Разделитель для чтения книг в онлайн библиотеке

Онлайн книга «Ленинград»

Cтраница 7

«Да, интересно. Прощайте!» — и Четвертинский двинулся через Проспект двадцать пятого октября к заколоченному Елисеевскому. Стараясь подавить мысли о еде, в которых даже простецкий салат представал сказочным кушаньем — картофель! морковь! свёкла! лук! вожделенная рыба! — он стал сводить воедино недодуманное о частном и общем, о тектонических сшибках

мыслительных плит, так наезжающих друг на друга, что голова ходит кругом, а почва выскальзывает из-под ног.
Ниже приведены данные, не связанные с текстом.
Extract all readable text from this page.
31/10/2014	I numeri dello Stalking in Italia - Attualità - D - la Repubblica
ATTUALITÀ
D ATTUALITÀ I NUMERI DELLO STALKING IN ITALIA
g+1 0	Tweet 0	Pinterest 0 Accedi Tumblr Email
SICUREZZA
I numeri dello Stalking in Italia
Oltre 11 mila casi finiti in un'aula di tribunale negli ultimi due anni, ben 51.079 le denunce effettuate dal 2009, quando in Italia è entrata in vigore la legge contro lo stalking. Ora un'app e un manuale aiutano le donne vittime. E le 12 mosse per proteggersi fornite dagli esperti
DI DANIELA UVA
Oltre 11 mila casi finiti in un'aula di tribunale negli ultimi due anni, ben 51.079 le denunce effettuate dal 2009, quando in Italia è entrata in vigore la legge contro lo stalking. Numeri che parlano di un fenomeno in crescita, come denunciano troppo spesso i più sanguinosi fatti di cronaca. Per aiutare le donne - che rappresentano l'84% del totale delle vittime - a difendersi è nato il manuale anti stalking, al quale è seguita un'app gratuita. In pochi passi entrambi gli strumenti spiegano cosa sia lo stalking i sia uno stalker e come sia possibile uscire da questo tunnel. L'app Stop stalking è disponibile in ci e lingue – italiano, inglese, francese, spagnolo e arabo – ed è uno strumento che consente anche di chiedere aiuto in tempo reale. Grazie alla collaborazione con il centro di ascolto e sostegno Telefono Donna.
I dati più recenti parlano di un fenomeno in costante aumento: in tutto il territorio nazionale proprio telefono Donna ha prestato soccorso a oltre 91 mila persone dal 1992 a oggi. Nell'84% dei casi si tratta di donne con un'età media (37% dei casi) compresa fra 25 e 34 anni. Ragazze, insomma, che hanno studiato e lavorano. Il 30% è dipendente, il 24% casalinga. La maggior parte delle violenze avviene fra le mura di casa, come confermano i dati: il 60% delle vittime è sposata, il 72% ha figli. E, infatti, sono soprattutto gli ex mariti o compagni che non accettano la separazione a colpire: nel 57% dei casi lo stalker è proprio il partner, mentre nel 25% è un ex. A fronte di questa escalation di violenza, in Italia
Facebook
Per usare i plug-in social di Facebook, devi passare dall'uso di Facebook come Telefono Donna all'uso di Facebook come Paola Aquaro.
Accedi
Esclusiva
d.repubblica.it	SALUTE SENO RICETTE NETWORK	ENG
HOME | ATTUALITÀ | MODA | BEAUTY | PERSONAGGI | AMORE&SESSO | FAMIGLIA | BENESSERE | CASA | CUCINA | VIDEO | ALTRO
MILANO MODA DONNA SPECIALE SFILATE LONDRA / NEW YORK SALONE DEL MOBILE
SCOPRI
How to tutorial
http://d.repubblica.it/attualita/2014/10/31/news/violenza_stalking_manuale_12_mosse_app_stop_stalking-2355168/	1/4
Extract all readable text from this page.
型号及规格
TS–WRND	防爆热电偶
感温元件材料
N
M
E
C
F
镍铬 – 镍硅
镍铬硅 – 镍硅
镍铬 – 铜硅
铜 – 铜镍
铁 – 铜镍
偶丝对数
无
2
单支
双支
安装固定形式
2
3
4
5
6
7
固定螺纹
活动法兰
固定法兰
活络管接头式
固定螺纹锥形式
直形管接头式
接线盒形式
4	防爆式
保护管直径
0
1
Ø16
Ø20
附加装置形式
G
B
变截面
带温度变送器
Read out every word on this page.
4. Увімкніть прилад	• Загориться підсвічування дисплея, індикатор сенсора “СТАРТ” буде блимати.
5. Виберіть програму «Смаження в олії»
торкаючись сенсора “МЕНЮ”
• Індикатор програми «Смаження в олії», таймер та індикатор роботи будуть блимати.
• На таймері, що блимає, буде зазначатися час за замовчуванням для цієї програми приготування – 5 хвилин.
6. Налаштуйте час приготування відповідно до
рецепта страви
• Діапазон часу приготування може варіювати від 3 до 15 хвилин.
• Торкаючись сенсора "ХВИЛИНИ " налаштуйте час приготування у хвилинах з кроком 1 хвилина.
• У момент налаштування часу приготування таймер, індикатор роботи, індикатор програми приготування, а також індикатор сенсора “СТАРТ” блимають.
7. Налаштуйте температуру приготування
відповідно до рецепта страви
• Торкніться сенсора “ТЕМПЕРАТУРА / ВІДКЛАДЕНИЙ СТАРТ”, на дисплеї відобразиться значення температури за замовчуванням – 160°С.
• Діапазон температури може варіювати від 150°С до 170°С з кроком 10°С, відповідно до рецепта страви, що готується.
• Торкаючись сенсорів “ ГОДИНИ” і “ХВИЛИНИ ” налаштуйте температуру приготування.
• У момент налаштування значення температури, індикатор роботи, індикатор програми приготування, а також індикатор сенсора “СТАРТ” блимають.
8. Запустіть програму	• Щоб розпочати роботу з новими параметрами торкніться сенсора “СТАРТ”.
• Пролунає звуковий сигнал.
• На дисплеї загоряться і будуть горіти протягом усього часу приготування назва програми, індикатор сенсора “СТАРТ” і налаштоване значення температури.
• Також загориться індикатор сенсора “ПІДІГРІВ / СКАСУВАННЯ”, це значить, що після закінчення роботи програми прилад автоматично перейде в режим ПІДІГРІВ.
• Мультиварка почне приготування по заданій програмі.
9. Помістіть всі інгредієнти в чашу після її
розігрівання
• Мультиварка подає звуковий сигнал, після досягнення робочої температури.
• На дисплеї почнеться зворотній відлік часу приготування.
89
Родовым гербом Четвертинских — православной, исконной их ветви, никогда не роднившейся ни с кровожадными викингами Рюриковичами, ни с онемечившимися Романовыми — был конный Св. Георгий, пронзающий вьющегося у копыт змия. Как лингвист, как человек, склонный к обобщениям, Фёдор Станиславович понимал, чтó стояло за сохранённым веками глубинным образом:


молнийные разряды атмосферических,

дарящих дыхание, вдувающих душу и дух сил,

бьющие по силам иным —

тем, что путаются под копытами бесстрашных

кочевников,

царей плодородного континента, всадников-кшатриев,

по силам вечно смущающим, вторгающимся,

отравляющим сознание ядом «культурной», будь она

неладна, резиньяции,

изгоняющим нас из рая прямой и действенной жизни

(она-то и есть бессмертие — ибо не ведает о конце,

не боится его).

Сомненье, бездействие и отрицание

против чести, веры, поступков, верности.

И пусть дорога Фёдора Станиславовича была несколько иной — понимание и в понимании сохранение мудрости, её тысячелетних смыслов — воина-кшатрия, стерегущего покой земли, и оратая-ария, засевающего эту землю семенами и смыслами, он уважал бесконечно. Происходившее, и особенно война, было для него обнажением вечной триады: мудрости — бесстрашия — труда, — снятьем, как накипи, всего остального. Мы не нуждаемся в беспредельных сомнениях, вопрошаниях о природе вещей, если эта природа дана нам в прямом проживанье и действии. Пусть же она обнажится дальше, до самого основания через то, что происходит с нами. Разве не в вопрошании о ясном и так заключается змиев соблазн? Разве не в этом грех Адама и Евы? Мы приняли его за начало нашей истории, мы с этим согласны — но когда-то и наша история должна завершиться.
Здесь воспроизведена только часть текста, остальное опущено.